Encore une fois, sur des exercices d’une intensité modérée, un manque d’excitabilité nerveuse ne fera pas trop de différence mais sur un bon gros deadlift bien lourd, cela reste à démontrer…

 

Ce qu’on pourrait recommander

L’alcool n’est clairement pas l’ami de votre shape et de vos performances à long terme mais ne semble pas être si mauvais qu’on le dit. En effet, avec modération et de façon ponctuelle aucune différence physique ne se verra. En ce qui concerne les performances, évitez simplement de boire la veille d’une compétition et de manière démesurée.
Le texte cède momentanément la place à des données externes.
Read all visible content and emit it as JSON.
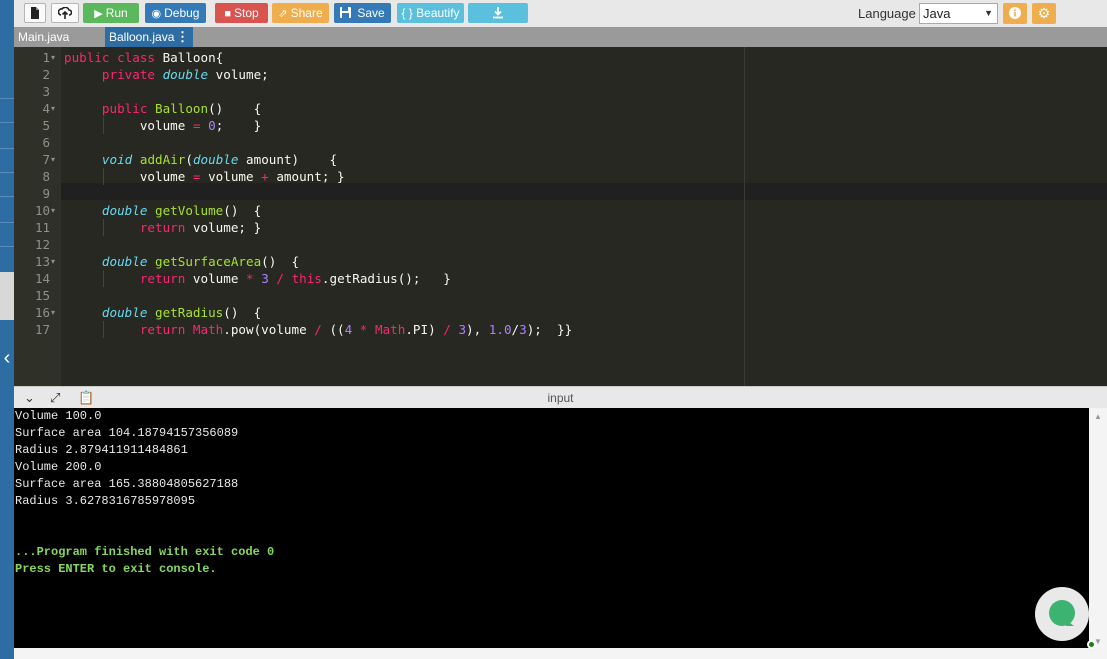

Nous sommes et restons des êtres sociaux, refuser une invitation pour s’assurer de ne rien boire n’est pas nécessairement la meilleure des choses, simplement apprenez à dire non au bout d’un moment. D’autant plus que certaines boissons pourraient avoir des effets bénéfiques pour votre santé.

 

Alcool et santé

Commençons par l’alcool préféré des français : le vin ! A choisir une couleur : le rouge. Le vin rouge est celui qui contient le plus de polyphénols, toutes ces petites molécules utiles pour combattre le stress oxydatif, diminuer le risque de maladies cardiovasculaires, réguler la tension artérielle, etc…

 

Deuxième alcool préféré des français ? La bière !

Alors il en est où le bide à bière ? Et bien figurez-vous qu’une consommation modérée de bière se limitant à 330mL par jour pendant 1 mois aurait pour effet d’améliorer les taux d’insuline (hormone du stockage) ainsi que la sensitivité à cette dernière et d’aider à réduire de manière significative le taux de glucose sanguin, chez des patients. Par contre, il se pourrait bien que cela augmente le taux de graisse dans le sang, et ça… Y’a pas bon ! Mais une fois de temps en temps, ça passe !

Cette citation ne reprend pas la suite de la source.